小笠原諸島の海底火山の噴火による軽石が沖縄県内に大量に漂着している問題で、ビーチや漁港に漂着が確認されたのは県内25市町村、15漁業協同組合に上ることが25日、分かった。国頭村の漁港では、軽石の影響で港内で養殖していたサバの仲間「グルクマ」150匹以上が死んだ。計300匹を出荷停止にしたため約45万円の損害が出るなど、被害が広がっている。

死んだ魚の胃袋には、軽石がいっぱいに詰まっていた=25日、国頭村・辺土名漁港(村田佳久組合長提供)

グルクマが大量死していたいけす(手前)。水面は軽石で覆われている=24日午後、国頭村・辺土名漁港(小型無人機で下地広也撮影)

県内で軽石の漂流が確認されている地点

死んだ魚の胃袋には、軽石がいっぱいに詰まっていた=25日、国頭村・辺土名漁港(村田佳久組合長提供) グルクマが大量死していたいけす(手前)。水面は軽石で覆われている=24日午後、国頭村・辺土名漁港(小型無人機で下地広也撮影) 県内で軽石の漂流が確認されている地点

■25市町村に漂着

 25市町村のうち本島内では16市町村(那覇、うるま、名護、糸満、豊見城、南城、国頭、大宜味、東、今帰仁、本部、恩納、宜野座、読谷、北谷、西原)で、離島では9町村(伊江、渡嘉敷、南大東、北大東、伊平屋、伊是名、久米島、渡名喜、多良間)で軽石を確認。浜に漂着する軽石の量は地域によってばらつきがあるが、ビーチの営業期間の短縮や除去作業に追われる自治体が出ている。

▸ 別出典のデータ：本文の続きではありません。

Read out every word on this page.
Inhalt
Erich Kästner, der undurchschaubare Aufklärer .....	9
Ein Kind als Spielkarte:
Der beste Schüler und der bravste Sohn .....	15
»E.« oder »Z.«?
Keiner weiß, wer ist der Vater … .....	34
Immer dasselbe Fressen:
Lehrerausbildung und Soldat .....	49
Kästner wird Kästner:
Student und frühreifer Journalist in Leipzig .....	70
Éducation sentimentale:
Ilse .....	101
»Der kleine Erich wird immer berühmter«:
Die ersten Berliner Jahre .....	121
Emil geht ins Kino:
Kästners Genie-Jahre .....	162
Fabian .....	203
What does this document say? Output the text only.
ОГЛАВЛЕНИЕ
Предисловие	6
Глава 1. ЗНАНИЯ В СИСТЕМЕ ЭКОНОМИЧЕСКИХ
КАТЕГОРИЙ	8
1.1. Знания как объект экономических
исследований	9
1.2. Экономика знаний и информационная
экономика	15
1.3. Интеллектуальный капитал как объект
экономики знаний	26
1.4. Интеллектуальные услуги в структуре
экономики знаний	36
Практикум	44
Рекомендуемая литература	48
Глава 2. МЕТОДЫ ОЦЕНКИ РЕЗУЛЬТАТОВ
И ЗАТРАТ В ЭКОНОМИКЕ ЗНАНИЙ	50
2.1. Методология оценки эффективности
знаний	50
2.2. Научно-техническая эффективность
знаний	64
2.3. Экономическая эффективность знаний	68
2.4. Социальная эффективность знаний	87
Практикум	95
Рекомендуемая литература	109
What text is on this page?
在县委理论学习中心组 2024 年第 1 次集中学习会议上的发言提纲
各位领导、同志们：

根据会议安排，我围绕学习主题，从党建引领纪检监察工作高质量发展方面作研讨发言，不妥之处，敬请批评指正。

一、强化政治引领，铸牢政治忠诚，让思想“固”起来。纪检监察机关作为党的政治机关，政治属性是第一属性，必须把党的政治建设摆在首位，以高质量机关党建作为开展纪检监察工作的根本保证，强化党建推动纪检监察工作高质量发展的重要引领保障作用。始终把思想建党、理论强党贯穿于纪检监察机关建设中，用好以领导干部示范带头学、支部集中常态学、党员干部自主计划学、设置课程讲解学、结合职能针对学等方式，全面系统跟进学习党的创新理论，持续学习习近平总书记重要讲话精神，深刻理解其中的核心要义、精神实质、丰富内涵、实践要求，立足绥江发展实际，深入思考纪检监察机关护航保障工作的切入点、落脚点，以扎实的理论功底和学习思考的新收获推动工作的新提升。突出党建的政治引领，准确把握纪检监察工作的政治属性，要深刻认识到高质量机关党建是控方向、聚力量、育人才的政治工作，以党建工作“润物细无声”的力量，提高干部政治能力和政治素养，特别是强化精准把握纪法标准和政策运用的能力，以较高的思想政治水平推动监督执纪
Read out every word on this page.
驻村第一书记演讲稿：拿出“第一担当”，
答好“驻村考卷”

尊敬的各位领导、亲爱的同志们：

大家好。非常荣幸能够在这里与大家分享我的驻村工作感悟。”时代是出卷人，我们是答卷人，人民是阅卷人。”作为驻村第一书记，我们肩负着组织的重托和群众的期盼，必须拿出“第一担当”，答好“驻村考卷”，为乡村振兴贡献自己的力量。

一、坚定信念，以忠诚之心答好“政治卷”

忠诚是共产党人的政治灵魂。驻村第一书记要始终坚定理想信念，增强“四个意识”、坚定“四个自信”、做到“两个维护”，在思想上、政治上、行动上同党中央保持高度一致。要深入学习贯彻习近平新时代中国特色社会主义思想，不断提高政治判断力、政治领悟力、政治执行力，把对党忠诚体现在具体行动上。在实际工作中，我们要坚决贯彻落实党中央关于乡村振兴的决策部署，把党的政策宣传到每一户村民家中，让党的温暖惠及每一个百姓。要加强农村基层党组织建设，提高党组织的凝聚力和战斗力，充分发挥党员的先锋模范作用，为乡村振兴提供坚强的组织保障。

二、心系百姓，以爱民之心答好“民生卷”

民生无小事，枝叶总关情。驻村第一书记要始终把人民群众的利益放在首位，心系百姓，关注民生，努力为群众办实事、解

 漂着を確認した漁協は国頭、今帰仁、本部、読谷、伊是名、伊平屋、伊江、恩納、勝連、与那城、佐敷・中城、糸満、知念、港川、久米島。

 このうち国頭村の辺土名漁港ではいけすで県外出荷用のグルクマ約300匹を養殖していたが、25日までに150匹以上が海面に浮かび、死んでいた。胃袋には軽石が詰まっており、餌と誤認して食べた可能性があるという。他の魚も軽石を食べた可能性があるため300匹全ての出荷を停止した。

 そのほか、漁船のフィルターに軽石が詰まりエンジンが故障したり、機械トラブルを恐れ操業を控える状況が続いている。

■軽石の除去案

 同日に辺土名漁港と安田漁港を視察した県北部農林水産振興センターの桃原聡所長らは、国頭漁協の村田佳久組合長や知花靖国頭村長に、軽石の除去費用に水産庁の災害関連の補助を確保できるめどが立ったことを報告。

 具体的な方法は決まっていないが、岸壁からショベルカーで軽石を取り除いたり、港内に新たな軽石が入らないよう港の外側にフェンスを設置するなどの案があるという。船揚場に打ち上げられた分は県の単費で除去を始めている。